Stanford University has announced its decision to return substantial cryptocurrency donations it received from the now-defunct cryptocurrency exchange, FTX. This is according to a Bloomberg report.

The Background and The Purpose of Donations

Stanford had been the recipient of a generous $5.5 million in donations from FTX-related entities. This was between November 2021 and May 2022. The university’s spokesperson, in an email statement dated September 19, stated their intention clearly:

“We have been in discussions with attorneys for the FTX debtors to recover these gifts and we will be returning the funds in their entirety.”

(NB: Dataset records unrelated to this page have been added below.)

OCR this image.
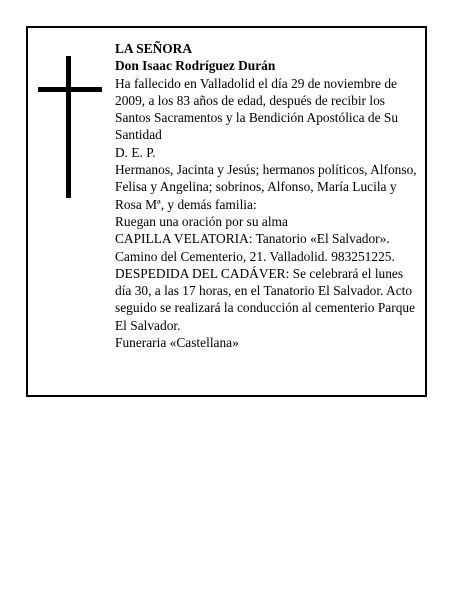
LA SEÑORA

Don Isaac Rodríguez Durán

Ha fallecido en Valladolid el día 29 de noviembre de 2009, a los 83 años de edad, después de recibir los Santos Sacramentos y la Bendición Apostólica de Su Santidad

D. E. P.

Hermanos, Jacinta y Jesús; hermanos políticos, Alfonso, Felisa y Angelina; sobrinos, Alfonso, María Lucila y Rosa Mª, y demás familia:

Ruegan una oración por su alma

CAPILLA VELATORIA: Tanatorio «El Salvador». Camino del Cementerio, 21. Valladolid. 983251225.

DESPEDIDA DEL CADÁVER: Se celebrará el lunes día 30, a las 17 horas, en el Tanatorio El Salvador. Acto seguido se realizará la conducción al cementerio Parque El Salvador.

Funeraria «Castellana»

It’s crucial to understand that Stanford’s acceptance of these funds was primarily for pandemic-related prevention and research. The gifts had come from the FTX Foundation and FTX-related companies, reflecting their commitment to supporting important causes.

Ties to FTX’s Former CEO and Legal Troubles for His Parents

The plot thickens as we learn about the familial connections between Stanford and Sam Bankman-Fried (SBF), the former CEO of FTX. Both of SBF’s parents, Allan Joseph Bankman and Barbara Fried, are legal scholars who have contributed to Stanford’s law school.

In a surprising turn of events, SBF’s parents now face allegations of misappropriating funds from the crypto exchange. FTX debtors filed a lawsuit on September 18, accusing them of enriching themselves, directly and indirectly, by millions of dollars through their involvement with the exchange.

Court documents suggest that Bankman raised concerns about his annual salary, which was set at $200,000 but was allegedly expecting $1 million.

Stanford University to return crypto donations from FTX

SBF’s Legal Battle

As the legal battle unfolds, SBF’s lawyers argued on September 19 for his early release from jail. This request was made in order to prepare for his upcoming trial scheduled to commence in October.

However, the judges seemed unswayed by SBF’s legal team’s arguments, particularly regarding his First Amendment rights. These cited concerns about intimidation tactics used against a witness, Caroline Ellison, former CEO of Alameda Research.